« Air Canada est le seul transporteur aérien assujetti à la Loi. Ce n'est pas égal. Et nous tentons de trouver un équilibre entre le respect des langues officielles et les répercussions possibles au niveau des transporteurs aériens.», a indiqué Sarah Wiebe, sous-ministre adjointe par intérim à Transports Canada.

Air Canada : un an plus tard, pas encore de solutions

Un an après le dépôt d'un rapport spécial de l'ex-commissaire aux langues officielles sur Air Canada, le gouvernement libéral n'a toujours pas de solutions pour régler les problèmes qu'il soulevait.
Mardi, des représentants du ministère des Transports ont admis attendre de connaître les idées qui seront avancées par le comité des langues officielles avant de se prononcer sur « cette question complexe » touchant les obligations linguistiques d'Air Canada et des transporteurs aériens.
« Air Canada est le seul transporteur aérien assujetti à la Loi. Ce n'est pas égal. Et nous tentons de trouver un équilibre entre le respect des langues officielles et les répercussions possibles au niveau des transporteurs aériens. C'est une question complexe que nous étudions au ministère, et nous voulons connaître vos recommandations. Éventuellement, il s'agira d'une décision politique », a indiqué  Sarah Wiebe, sous-ministre adjointe par intérim à Transports Canada. 
Dans son rapport spécial sur Air Canada, l'ex-commissaire Graham Fraser avait avancé plusieurs recommandations, dont l'une qui pourrait étendre la portée des obligations linguistiques imposées à Air Canada aux autres transporteurs aériens importants du pays.
« Le rapport spécial de M. Fraser a été déposé en 2016, et nous voilà en juin 2017, un an plus tard, et vous attendez que le comité des langues officielles pour étudier les recommandations. Je suis sûr que si M. Fraser nous écoute, il ne doit pas être content », a souligné le critique néo-démocrate des langues officielles, François Choquette. 
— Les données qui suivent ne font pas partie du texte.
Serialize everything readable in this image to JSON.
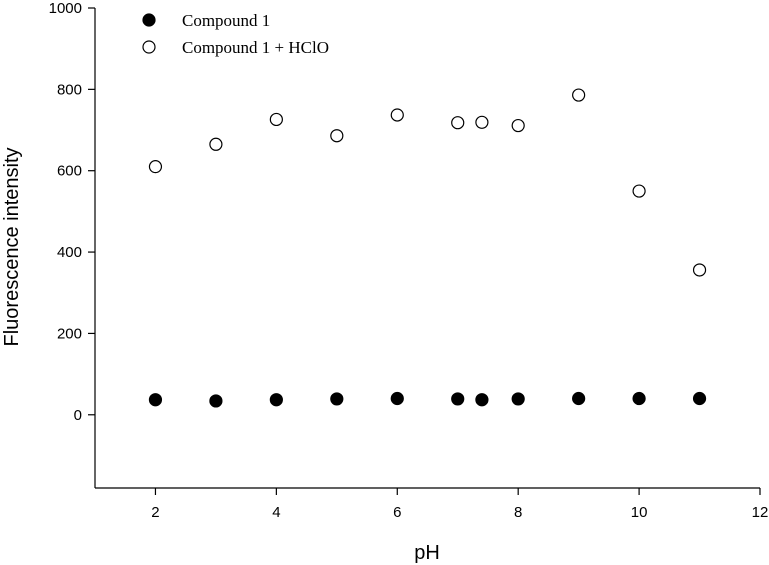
{
  "chart_data": {
    "type": "scatter",
    "title": "",
    "xlabel": "pH",
    "ylabel": "Fluorescence intensity",
    "xlim": [
      1,
      12
    ],
    "ylim": [
      -180,
      1000
    ],
    "xticks": [
      2,
      4,
      6,
      8,
      10,
      12
    ],
    "yticks": [
      0,
      200,
      400,
      600,
      800,
      1000
    ],
    "grid": false,
    "legend_position": "top-left",
    "series": [
      {
        "name": "Compound 1",
        "marker": "filled-circle",
        "color": "#000000",
        "x": [
          2,
          3,
          4,
          5,
          6,
          7,
          7.4,
          8,
          9,
          10,
          11
        ],
        "y": [
          37,
          34,
          37,
          39,
          40,
          39,
          37,
          39,
          40,
          40,
          40
        ]
      },
      {
        "name": "Compound 1 + HClO",
        "marker": "open-circle",
        "color": "#000000",
        "x": [
          2,
          3,
          4,
          5,
          6,
          7,
          7.4,
          8,
          9,
          10,
          11
        ],
        "y": [
          610,
          665,
          726,
          686,
          737,
          718,
          719,
          711,
          786,
          550,
          356
        ]
      }
    ]
  }
}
Une « anomalie politique »
Pendant l'échange avec les députés, la sous-ministre de Transports Canada a  qualifié d'« anomalie politique » cette obligation qui avait été imposée au transporteur Air Canada lors de sa privatisation en 1986, obligation qui crée un problème de concurrence avec les autres transporteurs qui ne sont pas assujettis à la Loi.
Plusieurs députés, incluant des libéraux, ont exprimé leurs inquiétudes devant ce qu'ils ont entendu, inquiets que les obligations linguistiques imposées à Air Canada puissent être remises en question, pour des questions de « concurrence » avec les autres transporteurs. 
Motion sur Madeleine Meilleur
Par ailleurs, le député néo-démocrate François Choquette a vu sa motion touchant la nomination de Madeleine Meilleur, choix du gouvernement Trudeau, reporté à la prochaine réunion du comité, jeudi.
La nouvelle voulant que Madeleine Meilleur ait été membre du Parti libéral jusqu'au 7 avril 2017 a ajouté à la controverse. Les députés libéraux ont tous voté en faveur d'ajourner le débat sur la motion du député Choquette, qui doit être repris jeudi. 
Depuis la semaine dernière, néo-démocrates et conservateurs ont uni leurs voix pour dénoncer cette nomination qu'ils jugent « partisane ». Plusieurs plaintes ont déjà été déposées auprès du Commissariat aux langues officielles contre cette nomination.